I also was the 1st person elected to the Charity Darts Assoc. of Maryland Hall of fame in 1988. They gave me a beautiful plaque inscribed “In appreciation For All You’ve Done For the Game” and the participant of darts.

Carl Holland came to town and opened a dart supply shop. I asked him if I could work for him and he agreed. I loved working there. People would come in and try out different darts and equipment and I think I helped them. One of my friends came in and said, “Helen, you look like a kid in a candy shop”.
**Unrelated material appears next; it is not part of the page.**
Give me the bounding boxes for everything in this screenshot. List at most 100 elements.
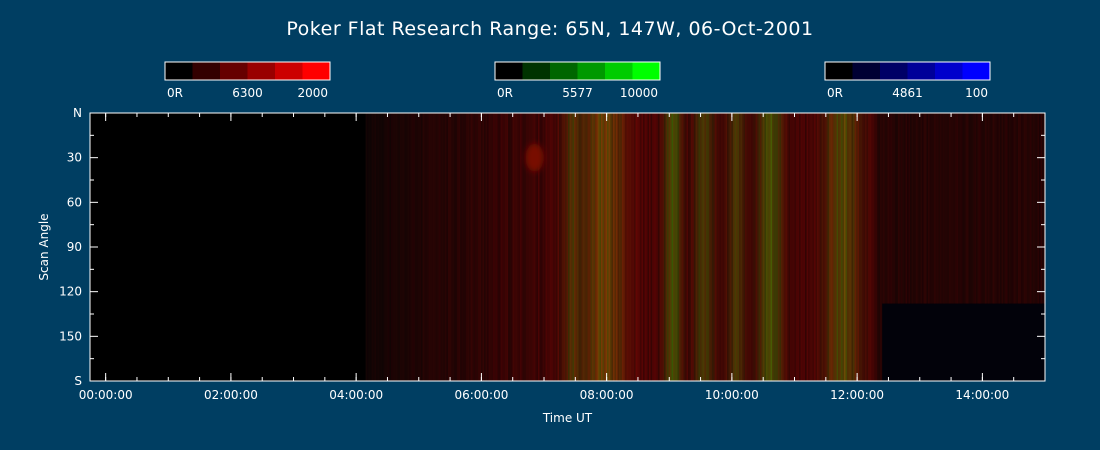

With me, when I play, I get so into it that I don’t know when it’s over. I think there’s another game to play and I’ll say, “O.K., one more game”, and they’ll tell me, “Helen, it’s over, you’ve won”. When I’m really playing well, you could dropped a bomb and I wouldn’t have heard it. I always try to talk to my opponent afterwards because I know how much it hurts when you lose.

I developed tendentious in my elbow and have cortisone shots for it for a while but eventually that crystallized in my elbow and I had to have surgery to correct it. Then, later, I had to go back again because scar tissue had formed there. It took me a long time to get over that. I didn’t have full extension of my arm anymore and it destroyed my coordination. If I had just taken time off I’d have been fine but I didn’t want to. I didn’t want to miss the next tourney. I just wanted to play. I also started to think about how I was holding my dart, how I was standing and every aspect of my stoke. It just got into my mind, it’s a mental game, darts, and it requires great concentration on your target. Once you get your stroke down, and you know what you’re doing, don’t think about it anymore. I lost a number of years playing my best from these things.

I now have a “dart room” in my home with a dart board set up, where I have all my trophies, plaques and awards. I’m proud of each and every one of them. But, what I treasure the most are the many friendships I have made over the years – just playing darts.”